Mr Justice MacDuff said the fine imposed on Warwickshire County Council reflected deficiencies in record-keeping and information given to fire crews at the time of the tragedy in November 2007.
During his sentencing remarks at Stafford Crown Court, the judge described the deaths in Atherstone-on-Stour as a ‘dreadful accident’ caused by a series of mishaps and failures which occurred together.
A jury cleared Adrian Ashley, 45, and 51-year-old Timothy Woodward of gross negligence manslaughter after hearing six weeks of evidence about the deaths of Ashley Stephens, Darren Yates-Badley, John Averis and Ian Reid.
A third defendant, 50-year-old Watch Manager Paul Simmons, was acquitted of manslaughter on the directions of the judge part-way through the trial.
Warwickshire County Council, which employs firefighters in the county, pleaded guilty in January this year to a charge brought under the Health and Safety at Work Act following a criminal inquiry into the blaze.
Although the council pleaded guilty on a limited basis, the charge stated that it had failed to ensure the health, safety and welfare of its employees contrary to Section 2 of the Act.
Three fire service incident commanders also prosecuted in connection with the death were acquitted of four counts of manslaughter at the same court earlier this year.
Passing sentence on the county council today, Mr Justice MacDuff was critical of aspects of the Crown’s case against the three incident commanders.
Ruling that senior fire officers had been correct to send crews wearing breathing apparatus into the warehouse, the judge said the main expert witness for the prosecution had not been ‘fair or balanced’ during parts of his evidence.
Describing parts of the prosecution’s case – including an assertion that the incident commanders had behaved like First World War generals – as ‘unacceptable’, the judge noted: ‘All those who attended on that day were qualified firefighters, also experts.
‘Prosecution witness after witness went into the witness box and – with a singular exception – spoke in support of the decision to commit men to locate and fight the fire.
‘If it needs me to say so, this dreadful accident was caused, as so many accidents are, by a series of mishaps occurring together, by a whole host of causes, some being more potent than others.’
Counsel for the county council conceded that the area’s fire authority was guilty of failings in its duty to provide building risk information and details of the location of water supplies to its crews.

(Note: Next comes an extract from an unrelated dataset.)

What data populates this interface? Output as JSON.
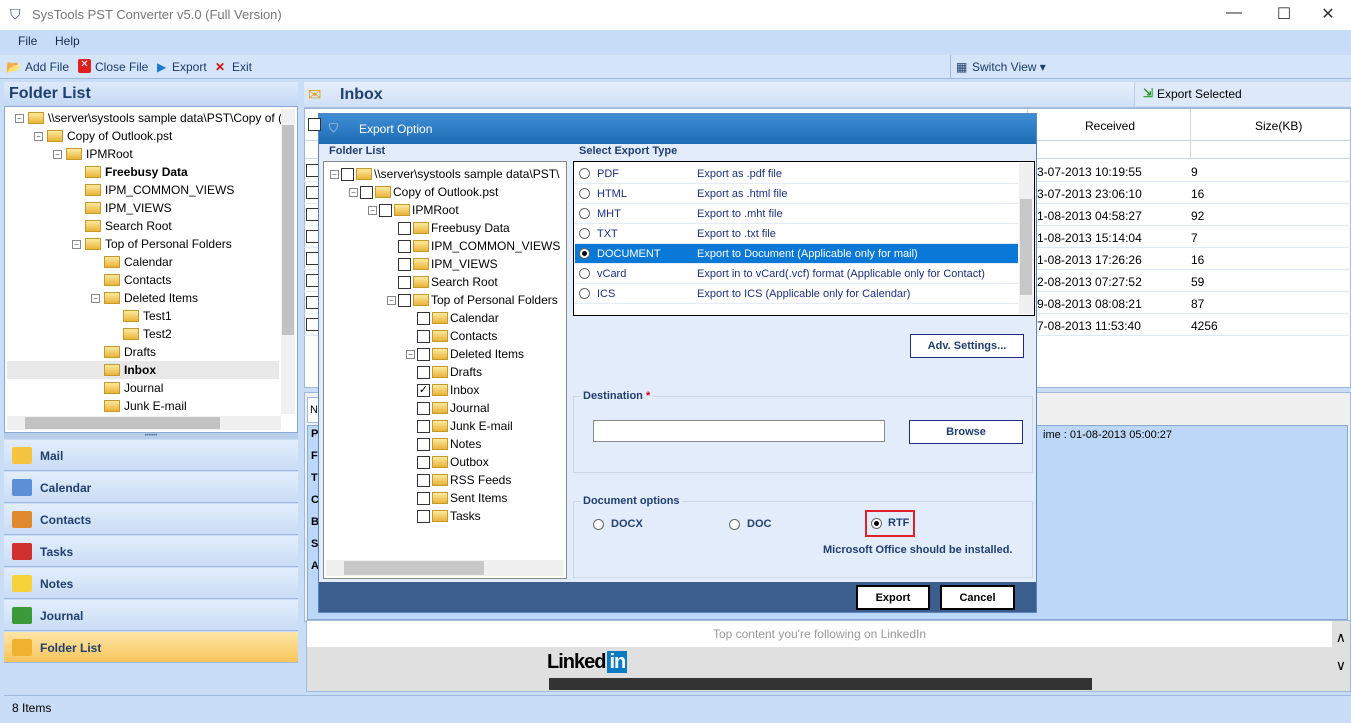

It also accepted deficiencies in record-keeping relating to training.
Explaining how he calculated the level of the fine, Mr Justice MacDuff said: ‘In my judgment it is entirely clear that the absence of water information had no bearing on this case at all.

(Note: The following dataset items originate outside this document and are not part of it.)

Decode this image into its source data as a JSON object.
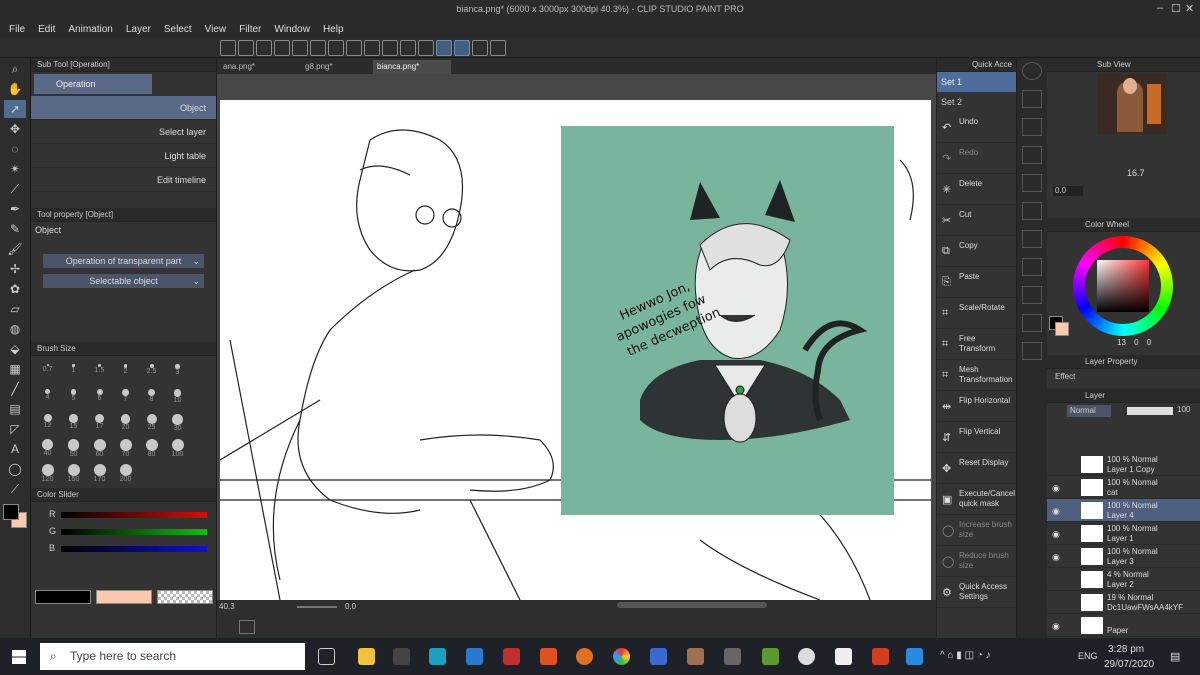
{
  "window": {
    "title": "bianca.png* (6000 x 3000px 300dpi 40.3%)  - CLIP STUDIO PAINT PRO"
  },
  "menu": [
    "File",
    "Edit",
    "Animation",
    "Layer",
    "Select",
    "View",
    "Filter",
    "Window",
    "Help"
  ],
  "subtool": {
    "header": "Sub Tool [Operation]",
    "group": "Operation",
    "items": [
      "Object",
      "Select layer",
      "Light table",
      "Edit timeline"
    ]
  },
  "toolprop": {
    "header": "Tool property [Object]",
    "title": "Object",
    "dropdown1": "Operation of transparent part",
    "dropdown2": "Selectable object"
  },
  "brushsize": {
    "header": "Brush Size",
    "sizes": [
      "0.7",
      "1",
      "1.5",
      "2",
      "2.5",
      "3",
      "4",
      "5",
      "6",
      "7",
      "8",
      "10",
      "12",
      "15",
      "17",
      "20",
      "25",
      "30",
      "40",
      "50",
      "60",
      "70",
      "80",
      "100",
      "120",
      "150",
      "170",
      "200"
    ]
  },
  "colorslider": {
    "header": "Color Slider",
    "channels": [
      {
        "name": "R",
        "value": "0",
        "color": "#d01010"
      },
      {
        "name": "G",
        "value": "0",
        "color": "#10c010"
      },
      {
        "name": "B",
        "value": "0",
        "color": "#1010d0"
      }
    ]
  },
  "tabs": [
    "ana.png*",
    "g8.png*",
    "bianca.png*"
  ],
  "status": {
    "zoom": "40.3",
    "rotation": "0.0"
  },
  "drawing": {
    "note_lines": [
      "Hewwo Jon,",
      "apowogies fow",
      "the decweption"
    ],
    "card_color": "#79b49c"
  },
  "quickaccess": {
    "header": "Quick Acce",
    "sets": [
      "Set 1",
      "Set 2"
    ],
    "items": [
      {
        "icon": "↶",
        "label": "Undo",
        "dim": false
      },
      {
        "icon": "↷",
        "label": "Redo",
        "dim": true
      },
      {
        "icon": "✳",
        "label": "Delete",
        "dim": false
      },
      {
        "icon": "✂",
        "label": "Cut",
        "dim": false
      },
      {
        "icon": "⧉",
        "label": "Copy",
        "dim": false
      },
      {
        "icon": "⎘",
        "label": "Paste",
        "dim": false
      },
      {
        "icon": "⌗",
        "label": "Scale/Rotate",
        "dim": false
      },
      {
        "icon": "⌗",
        "label": "Free Transform",
        "dim": false
      },
      {
        "icon": "⌗",
        "label": "Mesh Transformation",
        "dim": false
      },
      {
        "icon": "⇹",
        "label": "Flip Horizontal",
        "dim": false
      },
      {
        "icon": "⇵",
        "label": "Flip Vertical",
        "dim": false
      },
      {
        "icon": "✥",
        "label": "Reset Display",
        "dim": false
      },
      {
        "icon": "▣",
        "label": "Execute/Cancel quick mask",
        "dim": false
      },
      {
        "icon": "◯",
        "label": "Increase brush size",
        "dim": true
      },
      {
        "icon": "◯",
        "label": "Reduce brush size",
        "dim": true
      },
      {
        "icon": "⚙",
        "label": "Quick Access Settings",
        "dim": false
      }
    ]
  },
  "subview": {
    "header": "Sub View",
    "zoom": "16.7",
    "angle": "0.0"
  },
  "colorwheel": {
    "header": "Color Wheel",
    "values": [
      "13",
      "0",
      "0"
    ]
  },
  "layerprop": {
    "header": "Layer Property",
    "effect": "Effect"
  },
  "layers": {
    "header": "Layer",
    "blend": "Normal",
    "opacity": "100",
    "rows": [
      {
        "line1": "100 % Normal",
        "line2": "Layer 1 Copy",
        "visible": false,
        "selected": false
      },
      {
        "line1": "100 % Normal",
        "line2": "cat",
        "visible": true,
        "selected": false
      },
      {
        "line1": "100 % Normal",
        "line2": "Layer 4",
        "visible": true,
        "selected": true
      },
      {
        "line1": "100 % Normal",
        "line2": "Layer 1",
        "visible": true,
        "selected": false
      },
      {
        "line1": "100 % Normal",
        "line2": "Layer 3",
        "visible": true,
        "selected": false
      },
      {
        "line1": "4 % Normal",
        "line2": "Layer 2",
        "visible": false,
        "selected": false
      },
      {
        "line1": "19 % Normal",
        "line2": "Dc1UawFWsAA4kYF",
        "visible": false,
        "selected": false
      },
      {
        "line1": "",
        "line2": "Paper",
        "visible": true,
        "selected": false
      }
    ]
  },
  "taskbar": {
    "search_placeholder": "Type here to search",
    "time": "3:28 pm",
    "date": "29/07/2020",
    "lang": "ENG"
  }
}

‘There was at all times an adequate water supply and no different course would have been taken if the location, for example, of the nearest hydrants had been known.
‘As to training, I am equally clear that there can be no causative link, finding as I do that the training deficiencies were largely concerned with records, the decision to begin offensive firefighting was a correct one, and nothing that happened that night would have been affected.’
Although the lack of a card giving information about the warehouse might have been a contributory factor in the tragedy, the judge said it was of little weight compared with ‘all the other unfortunate and unforeseeable factors’ surrounding the deaths.
The judge prefaced his sentencing remarks by praising the bravery of those who entered the burning warehouse which was destroyed in the blaze.
‘This was a tragic case involving the deaths of four fine men,’ he told the court. ‘I know that their relatives have taken a close interest in this case and I believe that some of them attended every day of the earlier trial as well as this hearing.
‘I also wish it to be known that I have read the impact statements and I understand the anguish which is felt at the loss of the lives of young men – men who had their lives ahead of them, men who were following their calling either as retained firefighters or full-timers.
‘Men who went into the fire compartment fearlessly in what, at the time, was perceived to be a routine piece of firefighting.’